Türkischer Geheimdienst reorganisiert den IS

Der türkische Staat reorganisiert die Terrormiliz IS sowohl innerhalb der Türkei als auch in Syrien, um ihn als paramilitärische Kraft einzusetzen.

Während des gesamten Bürgerkriegs in Syrien hat der türkische Staat auf Organisationen wie die Muslimbrüder, al-Nusra und den IS gebaut, um seine Expansionspolitik umzusetzen. Die größte Hoffnung hat er in den sogenannten Islamischen Staat gesetzt und die Islamistenorganisation als paramilitärische Kraft benutzt.

Jetzt bemüht sich der türkische Staat, seine IS-Leute in der Türkei zu reorganisieren. ANF liegen Informationen über einige syrische IS-Männer vor, die für den türkischen Geheimdienst MIT arbeiten und damit beauftragt sind, IS-Verantwortliche von Syrien in die Türkei zu bringen.

Neuorganisierung in der Türkei

Nach den vorliegenden Informationen sind durch die Operationen der Demokratischen Kräfte Syriens (QSD) in Bedrängnis geratene IS-Mitglieder in die Türkei gegangen. Bei einigen erfolgte die Fahrt in die Türkei auf Planung des MIT, andere wurden von Schleppern über die Grenze gebracht. In der Vergangenheit hat der türkische Staat Dschihadisten innerhalb des Militärs, der Polizei und des Geheimdienstes eingesetzt.

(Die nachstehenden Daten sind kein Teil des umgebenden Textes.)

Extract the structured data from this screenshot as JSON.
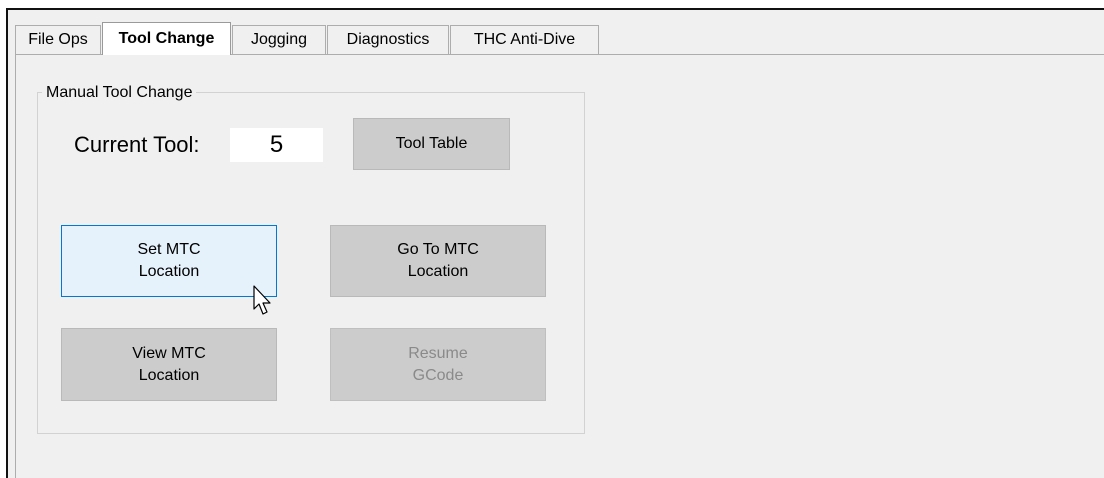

Ein Teil wurde auch auf die Gesellschaft losgelassen. Jetzt hat der MIT damit begonnen, die IS-Mitglieder und ihre Familien neu zu sammeln und festzulegen, wer von ihnen kampfgeeignet ist. Die auf Eigeninitiative in die Türkei geflüchteten Dschihadisten werden in Camps zusammengeführt und reorganisiert. Diese Arbeit findet in sehr geheimer Form statt, der Name IS wird dabei nicht erwähnt.

IS-Mitglieder beim türkischen Geheimdienst

Bei einigen der IS-Mitglieder, die in der Türkei innerhalb des MIT tätig sind und verantwortlich für den Grenzübergang von Dschihadisten in die Türkei sind, handelt es sich um folgende Männer:

Ismail al-Ido: Bekannt als Abu Abdullah. Stammt aus Girê Spî (Tell Abiyad) und gehört zum Stamm der al-Ilemat. War innerhalb des IS für Waffen verantwortlich. Ging später in die Türkei und arbeitet jetzt für den MIT.

Abdulbasit al-Ido: Bruder von Ismail al-Ido. War als Kämpfer des IS an der Grenze zur Türkei eingesetzt. Brachte Flüchtlinge und IS-Leute aus Syrien in die Türkei. Arbeitet für den MIT.

Musiab al-Bedir al-Maruf: Bekannt als Abu Teyir. Stammt aus Girê Spî und gehört zum Stamm der al-Meshur. War innerhalb des IS für die Grenzsicherheit und den Geheimdienst tätig. Arbeitet jetzt für den MIT.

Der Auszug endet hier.